Quantifying interpretive contributions to analytical variability in clinical flow cytometry

Abstract

Reproducibility in clinical flow cytometry is essential for diagnosis, longitudinal monitoring, and interlaboratory harmonization, particularly when threshold‐based lymphocyte measurements such as absolute CD4 counts guide clinical management. Although standardization of instruments, reagents, antibody panels, and acquisition protocols has reduced variability at the level of signal generation, variability introduced by human interpretation during manual gating has not been quantitatively separated from biological and technical sources.
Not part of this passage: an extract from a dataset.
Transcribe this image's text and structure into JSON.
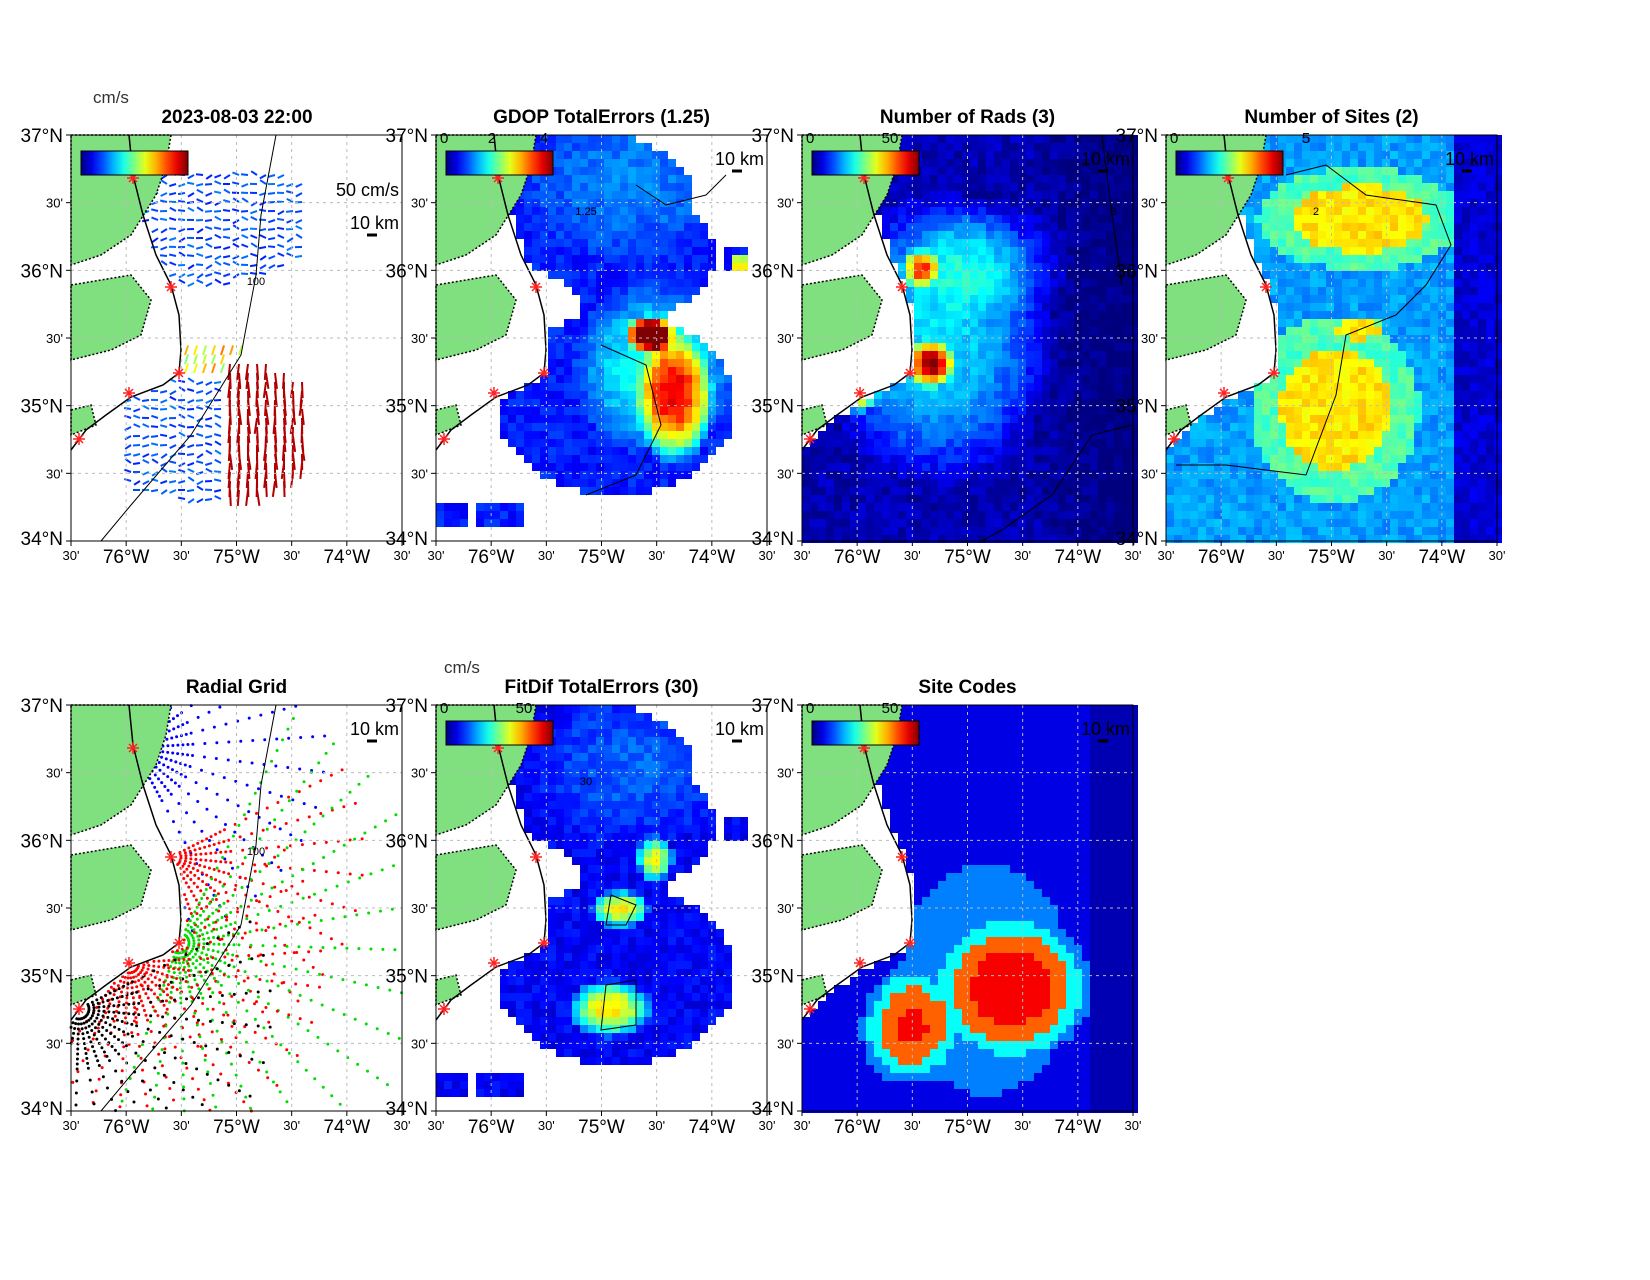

Here, we applied a two‐stage workflow audit anchored to a fixed, invariant automated analysis used as an analytical reference to quantify interpretive variability in routine clinical TBNK (T‐cell, B‐cell, and natural killer cell) flow cytometry and to assess its impact on CD4 decision‐band classification. Standardized quality‐control materials and 320 consecutive clinical samples, independently analyzed by six technologists on three harmonized cytometers, were used to define an empirical analytical performance envelope (i.e., the expected range of performance) and to evaluate departures from this envelope under routine conditions. Under quality‐control conditions, automated–manual differences were stable and interpretable: percentage‐based endpoints showed near‐zero bias with narrow dispersion, absolute counts exhibited small, consistent offsets, and CD4 decision‐band assignment was preserved. In contrast, routine clinical samples showed substantially greater dispersion that was structured primarily by operator identity rather than instrument configuration. Operator‐associated disagreement exceeded instrument‐associated variability, was low dimensional and reproducible, and was concentrated near established CD4 thresholds, yielding discordant but adjacent decision‐band classifications. These findings quantify a previously unmeasured source of analytical variability in routine hematology testing that can affect threshold‐based clinical classification despite acceptable quality‐control performance.